Но Якец и Мицка всего этого не замечали. А если бы и заметили, то не слишком бы опечалились — они жили в своем мире, находя друг в друге и счастье и богатство.

2

Весной, когда солнце осветило домик Якеца и на буках появились первые листочки, Якец вскопал землю перед домом, размельчил глинистые комья, разровнял вскопанный участок, вбил колья и поставил ограду.

— Здесь будет наш огород, — сказал он Мицке.

Она смотрела на него из-за цветущей на окне гвоздики — точь-в-точь как когда-то мечтал Якец.

— Я посажу в огороде все, что нам нужно, — ответила она с улыбкой.

Якец наносил навоза и чернозема, перемешал с ним желтую глинистую почву, сделал грядки.

— Тут будет картошка, тут салат, тут лук, а тут мы посадим цветы…

Он даже о цветах не забыл! Затем, выкопав между грядками небольшую ямку, он кинул в нее навоза и посадил дикую яблоньку, красивую и высокую.

— Когда примется, привью, и будут у нас и яблоки и тень, — говорил он серьезно и озабоченно, как говорят дети, когда играют во взрослых.

Мицке были по душе слова Якеца, она почти совсем не ощущала их ребячливости.

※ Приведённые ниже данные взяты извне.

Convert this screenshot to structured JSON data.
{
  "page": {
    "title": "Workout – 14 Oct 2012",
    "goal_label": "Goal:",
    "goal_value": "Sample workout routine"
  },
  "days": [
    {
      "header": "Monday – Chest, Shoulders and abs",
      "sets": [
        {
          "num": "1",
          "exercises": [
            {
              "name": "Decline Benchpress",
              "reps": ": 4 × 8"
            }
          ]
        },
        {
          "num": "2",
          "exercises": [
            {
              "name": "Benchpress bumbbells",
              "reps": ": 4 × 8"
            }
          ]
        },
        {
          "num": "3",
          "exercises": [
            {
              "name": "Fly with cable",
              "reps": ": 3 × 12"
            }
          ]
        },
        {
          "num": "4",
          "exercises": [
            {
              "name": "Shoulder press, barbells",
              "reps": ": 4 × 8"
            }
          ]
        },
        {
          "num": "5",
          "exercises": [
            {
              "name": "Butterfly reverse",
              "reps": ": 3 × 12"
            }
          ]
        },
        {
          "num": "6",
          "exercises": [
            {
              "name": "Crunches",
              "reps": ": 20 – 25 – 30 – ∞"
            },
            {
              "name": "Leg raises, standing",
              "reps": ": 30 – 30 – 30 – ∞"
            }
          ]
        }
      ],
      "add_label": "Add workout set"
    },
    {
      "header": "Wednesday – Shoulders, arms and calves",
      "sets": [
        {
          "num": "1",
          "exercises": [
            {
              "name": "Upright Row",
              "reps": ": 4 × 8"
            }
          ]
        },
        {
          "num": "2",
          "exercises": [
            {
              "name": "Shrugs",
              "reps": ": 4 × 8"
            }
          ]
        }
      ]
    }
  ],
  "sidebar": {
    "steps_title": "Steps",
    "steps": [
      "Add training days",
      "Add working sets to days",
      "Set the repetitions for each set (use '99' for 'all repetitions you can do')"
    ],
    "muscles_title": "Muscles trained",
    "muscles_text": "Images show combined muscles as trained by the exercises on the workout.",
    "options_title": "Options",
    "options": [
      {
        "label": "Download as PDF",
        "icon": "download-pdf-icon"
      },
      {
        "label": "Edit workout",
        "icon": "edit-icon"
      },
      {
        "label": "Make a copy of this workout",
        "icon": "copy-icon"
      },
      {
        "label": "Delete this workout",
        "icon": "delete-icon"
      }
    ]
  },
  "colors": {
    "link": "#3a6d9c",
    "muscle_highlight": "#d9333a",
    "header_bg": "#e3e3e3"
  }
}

Она целиком принадлежала Якецу, была предана ему всей душой и от этого сама становилась ребячливой.

Она выбирала из земли камни и швыряла их за ограду в ущелье.

— Нужно выбросить прочь все камни, чтобы наш малыш не ушибся, когда будет здесь играть, — покраснев, сказала она Якецу, молча смотревшему на ее работу.

«Что бы это могло означать, — думал Якец. — О чем она?» Кое о чем он уже догадывался, но жену ни о чем не расспрашивал. О таких вещах они никогда не говорили. Это был первый случай.